Yet the choices are refreshing at least in ignoring much of the hype in the book trade about authors deemed a cert for the list. The fact that two out of the five judges - Jan Dalley and Jason Cowley - are long-standing literary journalists, means that the panel will have taken a jaundiced view of being bounced into certain choices by the books trade.
One casualty of this scepticism was John Banville, the Irish writer, whose fictionalised story, The Untouchable, based on the life of Anthony Blunt, was bought by Picador for an exorbitant fee and pushed relentlessly by them as a natural for the Booker. The talking-up of Ian McEwan's Enduring Love may also have backfired. It's generally regarded to be a much better book that most published this year, but it is McEwan-by-numbers, running through many of his old riffs. The Booker jury, which includes two senior academics, Gillian Beer (who chairs the jury) and Dan Jacobson, is sufficiently well-read to be familiar with the previous work of well-known authors. The days when a gullible celebrity, with little literary background, was recruited on to the panel to catch the public eye are long gone.
Not that the panel wants to seem too elitist. The choice of Madeleine St John's The Essence of the Thing is not only a huge surprise. It is also a nod in the direction of popular fiction, a genre which previous juries have stoically ignored. The novel dips into a world that would be familiar to Bridget Jones - of life in west London's Notting Hill and the aftermath of the break-up of a relationship. It centres on the life of Nicola, who is trying to put her life back together after the departure of her lover, Jonathan. The book is hardly ground-breaking in its ambitions and has been panned by some critics as cliched.

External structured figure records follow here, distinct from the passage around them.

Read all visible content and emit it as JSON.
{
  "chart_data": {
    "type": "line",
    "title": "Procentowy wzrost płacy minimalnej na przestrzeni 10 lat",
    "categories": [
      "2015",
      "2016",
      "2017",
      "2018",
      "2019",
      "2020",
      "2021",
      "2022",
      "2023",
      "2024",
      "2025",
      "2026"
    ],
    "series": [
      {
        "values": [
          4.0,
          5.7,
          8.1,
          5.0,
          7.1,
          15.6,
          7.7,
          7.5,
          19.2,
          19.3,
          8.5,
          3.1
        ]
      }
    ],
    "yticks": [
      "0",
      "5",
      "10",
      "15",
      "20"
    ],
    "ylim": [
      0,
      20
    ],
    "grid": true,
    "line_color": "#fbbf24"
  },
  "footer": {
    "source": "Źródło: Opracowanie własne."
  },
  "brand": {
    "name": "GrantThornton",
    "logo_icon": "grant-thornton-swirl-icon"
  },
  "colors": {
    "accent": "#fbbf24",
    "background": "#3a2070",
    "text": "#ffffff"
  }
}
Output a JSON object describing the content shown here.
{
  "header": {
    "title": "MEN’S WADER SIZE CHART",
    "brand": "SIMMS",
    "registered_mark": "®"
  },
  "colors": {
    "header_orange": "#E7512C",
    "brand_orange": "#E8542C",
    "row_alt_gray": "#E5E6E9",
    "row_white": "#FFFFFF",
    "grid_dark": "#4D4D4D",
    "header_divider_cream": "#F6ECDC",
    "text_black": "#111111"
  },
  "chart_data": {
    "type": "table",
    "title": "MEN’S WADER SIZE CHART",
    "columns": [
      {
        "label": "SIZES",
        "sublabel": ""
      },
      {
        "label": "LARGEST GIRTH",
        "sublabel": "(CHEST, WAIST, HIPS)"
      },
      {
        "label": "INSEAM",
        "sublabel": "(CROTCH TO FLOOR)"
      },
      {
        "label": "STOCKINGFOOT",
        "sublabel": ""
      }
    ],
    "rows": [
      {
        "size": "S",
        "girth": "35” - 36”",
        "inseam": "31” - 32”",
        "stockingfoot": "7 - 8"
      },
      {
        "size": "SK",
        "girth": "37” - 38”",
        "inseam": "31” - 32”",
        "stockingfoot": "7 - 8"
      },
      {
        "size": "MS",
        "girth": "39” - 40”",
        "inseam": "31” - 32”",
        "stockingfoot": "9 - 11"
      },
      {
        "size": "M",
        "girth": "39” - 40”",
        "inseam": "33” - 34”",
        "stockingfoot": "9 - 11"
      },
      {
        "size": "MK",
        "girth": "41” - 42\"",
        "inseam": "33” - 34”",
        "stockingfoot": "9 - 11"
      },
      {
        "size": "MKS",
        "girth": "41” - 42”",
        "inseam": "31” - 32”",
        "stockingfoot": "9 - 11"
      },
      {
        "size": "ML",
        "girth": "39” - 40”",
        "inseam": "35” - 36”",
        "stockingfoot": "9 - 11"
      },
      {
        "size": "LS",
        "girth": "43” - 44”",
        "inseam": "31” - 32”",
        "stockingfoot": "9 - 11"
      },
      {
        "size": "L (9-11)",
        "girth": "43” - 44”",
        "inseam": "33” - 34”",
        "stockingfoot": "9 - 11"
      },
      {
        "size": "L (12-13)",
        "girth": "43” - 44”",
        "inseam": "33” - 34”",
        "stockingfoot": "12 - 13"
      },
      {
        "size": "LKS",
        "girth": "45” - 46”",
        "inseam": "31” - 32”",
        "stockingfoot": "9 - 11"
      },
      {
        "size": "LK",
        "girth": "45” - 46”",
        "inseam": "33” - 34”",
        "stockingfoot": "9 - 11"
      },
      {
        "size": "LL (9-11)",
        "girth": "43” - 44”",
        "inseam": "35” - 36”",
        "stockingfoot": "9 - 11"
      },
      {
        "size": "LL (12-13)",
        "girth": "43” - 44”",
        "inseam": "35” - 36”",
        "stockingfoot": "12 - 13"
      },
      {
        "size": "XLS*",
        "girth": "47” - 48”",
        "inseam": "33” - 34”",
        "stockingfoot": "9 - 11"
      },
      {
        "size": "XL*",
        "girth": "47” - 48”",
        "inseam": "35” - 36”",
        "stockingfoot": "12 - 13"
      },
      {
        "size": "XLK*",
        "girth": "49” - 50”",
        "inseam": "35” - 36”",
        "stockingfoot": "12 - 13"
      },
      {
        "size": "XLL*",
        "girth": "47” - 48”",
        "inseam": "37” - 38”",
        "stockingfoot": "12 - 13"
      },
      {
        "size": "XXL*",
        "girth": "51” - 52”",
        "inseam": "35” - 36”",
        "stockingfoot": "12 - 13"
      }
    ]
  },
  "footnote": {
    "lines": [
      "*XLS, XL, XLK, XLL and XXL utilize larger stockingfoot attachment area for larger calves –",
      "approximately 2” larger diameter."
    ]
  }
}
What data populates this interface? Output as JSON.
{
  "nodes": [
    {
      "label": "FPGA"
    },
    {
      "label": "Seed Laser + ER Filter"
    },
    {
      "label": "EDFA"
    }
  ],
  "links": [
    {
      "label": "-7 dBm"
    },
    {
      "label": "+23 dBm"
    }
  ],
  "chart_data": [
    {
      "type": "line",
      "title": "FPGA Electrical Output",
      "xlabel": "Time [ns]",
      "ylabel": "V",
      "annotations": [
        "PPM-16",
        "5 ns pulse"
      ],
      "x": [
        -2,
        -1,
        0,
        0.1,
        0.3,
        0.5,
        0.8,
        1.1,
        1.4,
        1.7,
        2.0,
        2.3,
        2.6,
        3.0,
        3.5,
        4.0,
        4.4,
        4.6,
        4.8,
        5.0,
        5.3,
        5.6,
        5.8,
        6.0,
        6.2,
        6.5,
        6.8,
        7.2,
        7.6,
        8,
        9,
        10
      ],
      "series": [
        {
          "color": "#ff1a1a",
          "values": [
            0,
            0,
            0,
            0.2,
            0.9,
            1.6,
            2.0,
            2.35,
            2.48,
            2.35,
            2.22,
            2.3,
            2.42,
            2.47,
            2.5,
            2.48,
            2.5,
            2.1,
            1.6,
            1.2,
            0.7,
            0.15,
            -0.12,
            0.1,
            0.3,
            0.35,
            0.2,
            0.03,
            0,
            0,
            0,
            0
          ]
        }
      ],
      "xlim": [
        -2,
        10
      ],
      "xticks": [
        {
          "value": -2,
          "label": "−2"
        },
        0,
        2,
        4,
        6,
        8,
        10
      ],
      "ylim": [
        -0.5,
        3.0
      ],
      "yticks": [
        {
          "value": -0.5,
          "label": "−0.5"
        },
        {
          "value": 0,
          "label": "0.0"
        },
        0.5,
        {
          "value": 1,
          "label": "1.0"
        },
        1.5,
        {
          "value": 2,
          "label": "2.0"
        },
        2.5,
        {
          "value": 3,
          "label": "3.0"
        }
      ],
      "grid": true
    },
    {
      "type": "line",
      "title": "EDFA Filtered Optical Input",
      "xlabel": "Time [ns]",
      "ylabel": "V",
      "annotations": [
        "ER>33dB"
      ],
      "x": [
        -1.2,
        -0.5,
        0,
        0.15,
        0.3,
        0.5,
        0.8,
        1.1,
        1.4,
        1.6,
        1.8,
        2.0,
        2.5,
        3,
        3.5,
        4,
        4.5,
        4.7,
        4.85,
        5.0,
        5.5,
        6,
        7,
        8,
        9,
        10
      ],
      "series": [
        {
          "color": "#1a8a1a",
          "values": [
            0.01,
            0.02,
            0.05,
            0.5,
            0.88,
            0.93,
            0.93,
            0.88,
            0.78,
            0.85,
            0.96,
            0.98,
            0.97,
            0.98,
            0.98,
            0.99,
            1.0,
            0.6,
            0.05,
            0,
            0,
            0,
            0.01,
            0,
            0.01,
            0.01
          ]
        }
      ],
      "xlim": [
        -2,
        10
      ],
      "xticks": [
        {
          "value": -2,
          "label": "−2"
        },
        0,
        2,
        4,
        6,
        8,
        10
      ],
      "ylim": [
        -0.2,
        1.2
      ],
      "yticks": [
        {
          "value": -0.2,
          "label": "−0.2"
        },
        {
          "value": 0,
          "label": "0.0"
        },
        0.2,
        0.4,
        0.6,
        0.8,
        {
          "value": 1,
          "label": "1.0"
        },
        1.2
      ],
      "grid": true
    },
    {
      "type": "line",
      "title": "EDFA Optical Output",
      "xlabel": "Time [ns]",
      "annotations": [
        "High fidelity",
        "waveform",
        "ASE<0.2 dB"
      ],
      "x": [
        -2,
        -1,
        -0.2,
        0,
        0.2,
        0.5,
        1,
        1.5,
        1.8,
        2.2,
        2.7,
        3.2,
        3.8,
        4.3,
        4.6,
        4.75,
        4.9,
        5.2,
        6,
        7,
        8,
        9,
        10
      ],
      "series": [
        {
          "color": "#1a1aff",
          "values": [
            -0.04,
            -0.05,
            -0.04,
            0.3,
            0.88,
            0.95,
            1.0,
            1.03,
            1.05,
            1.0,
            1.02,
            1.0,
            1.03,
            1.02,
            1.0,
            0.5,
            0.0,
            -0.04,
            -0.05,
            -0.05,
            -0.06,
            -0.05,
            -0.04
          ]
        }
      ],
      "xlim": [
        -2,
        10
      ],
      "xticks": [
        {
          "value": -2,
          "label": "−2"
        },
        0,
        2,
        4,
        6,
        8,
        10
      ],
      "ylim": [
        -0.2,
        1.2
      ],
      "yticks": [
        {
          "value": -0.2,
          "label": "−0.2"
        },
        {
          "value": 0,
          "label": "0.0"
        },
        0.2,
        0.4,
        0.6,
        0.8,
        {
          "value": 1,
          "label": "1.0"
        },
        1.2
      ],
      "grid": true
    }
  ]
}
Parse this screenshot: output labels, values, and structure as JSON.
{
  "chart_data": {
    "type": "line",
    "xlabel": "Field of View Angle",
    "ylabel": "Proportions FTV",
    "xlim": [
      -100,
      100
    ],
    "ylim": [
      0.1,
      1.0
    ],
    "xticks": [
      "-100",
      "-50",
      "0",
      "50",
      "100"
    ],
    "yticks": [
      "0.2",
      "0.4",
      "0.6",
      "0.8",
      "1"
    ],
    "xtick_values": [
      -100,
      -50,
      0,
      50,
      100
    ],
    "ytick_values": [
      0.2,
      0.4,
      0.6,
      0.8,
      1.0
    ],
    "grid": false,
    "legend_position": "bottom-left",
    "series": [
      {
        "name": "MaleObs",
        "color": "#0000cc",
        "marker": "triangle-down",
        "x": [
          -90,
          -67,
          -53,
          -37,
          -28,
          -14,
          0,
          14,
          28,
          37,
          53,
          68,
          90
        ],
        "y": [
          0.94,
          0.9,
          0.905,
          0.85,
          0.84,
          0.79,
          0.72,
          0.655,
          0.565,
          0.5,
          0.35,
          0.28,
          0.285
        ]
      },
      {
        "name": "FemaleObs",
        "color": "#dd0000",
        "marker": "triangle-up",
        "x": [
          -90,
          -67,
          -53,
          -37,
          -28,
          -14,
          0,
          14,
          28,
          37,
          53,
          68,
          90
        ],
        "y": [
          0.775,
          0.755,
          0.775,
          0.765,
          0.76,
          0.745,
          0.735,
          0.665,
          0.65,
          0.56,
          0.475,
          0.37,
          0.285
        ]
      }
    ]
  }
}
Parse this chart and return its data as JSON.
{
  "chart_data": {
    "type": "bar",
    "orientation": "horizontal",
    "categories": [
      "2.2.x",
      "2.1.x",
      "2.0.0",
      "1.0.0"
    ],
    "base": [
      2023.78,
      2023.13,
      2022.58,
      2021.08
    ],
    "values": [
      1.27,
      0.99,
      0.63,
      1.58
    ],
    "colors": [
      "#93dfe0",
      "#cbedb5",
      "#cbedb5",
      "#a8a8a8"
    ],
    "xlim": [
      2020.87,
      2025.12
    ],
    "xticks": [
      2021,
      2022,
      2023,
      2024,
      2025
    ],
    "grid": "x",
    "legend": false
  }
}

Its theme and location have, after all, preoccupied writers ranging from Muriel Spark in the Fifties through to Anita Brookner in the Seventies and Eighties.
It is perhaps forgivable that this book should have displaced Jeanette Winterson's widely tipped Gut Symmetries. Winterson breaks so many rules of conventional fiction and is so idiosyncratic in her style that she divides readers sharply between those who love and those who loathe her work. But it is harder to understand how Madeleine St John's ordinariness could have elbowed aside Carol Shields, a first-rate novelist, whose latest work, Larry's Party, has as its central character a forty-something man who is trying to making sense of his life. It demonstrates that Shields, always known for her skill in creating heroines, is just as adept with her heroes.
In one respect, however, the judges have made an indisputably sound choice. The God of Small Things by Arundhati Roy, has, it is true, been hyped at least as much as the output of John Banville and Ian McEwan. Since last year's Frankfurt Book Fair, the manuscript has heralded, amid a great buzz about the discovery of an unknown Indian genius. In this case, the fuss has been well-founded and been sustained through the ensuing months.
Arundhati Roy, though from a professional background, had until this book no experience of writing and publishing fiction. Her novel was an act of faith. When she wrote it, she gave up working in the film industry to write a book that had no obvious prospects. Yet the novel reveals that this writer, on her debut, has a fully-fledged style and vision. It has the flaws of a first novel, being in places over-written by an author in love with her own stylistic virtuosity. But it remains deeply moving.
The God of Small Things is also unlike the classic Indian novel in English, which typically appeals to Anglo-Saxon fantasy about an exotic land. Roy has set the novel in the lush landscape of Kerala in south-west India, but she does not pander to traditional orientalism in the way she presents Indian society. There is a distinctive autobiographical tone as she looks at the Syrian Christian community in which she grew up. The story is of a tragic marriage to a Hindu man of low caste outside that community. And so it reflects how her society is racked by conflicts between the energy of modernity and the demands of existing tradition. As the plot unfolds you see these issues played out against a very real, up to date world of bill boards, radio jingles and pop music.
If this week's shortlist reflects any key principle it is that which awarded Salman Rushdie the Booker with Midnight's Children in 1981, namely that the Booker Prize should be a major showcase for the varieties of English language fiction both within and beyond the British Isles, and not simply in the old metropolitan centres. This attitude acknowledges that the future of the English language is being forged in the Glaswegian dialect of James Kelman's 1994 winner, How Late It Was, How Late and among the Dubliners in Roddy Doyle's Paddy Clarke Ha Ha Ha (the 1993 winner).
Experimentation with language can be found in Jim Crace's shortlisted Quarantine, which dramatises Jesus's 40 days and nights in the wilderness and attempts to create a language appropriate for first century Judea, without producing a pastiche of the authorised version. Likewise, in The Underground Man, Mick Jackson attempts to get inside the head of an eccentric and possibly demented aristocrat.
Thus, like many Booker shortlists, there is a sense of standard literary English being pulled in many different directions both historically and geographically. But the process of refining and renewing English is most innovative in Arundhati Roy's first novel, which is why this extraordinary writer deserves to win the plaudits and the pounds 20,000 when the judges make their final decision next month.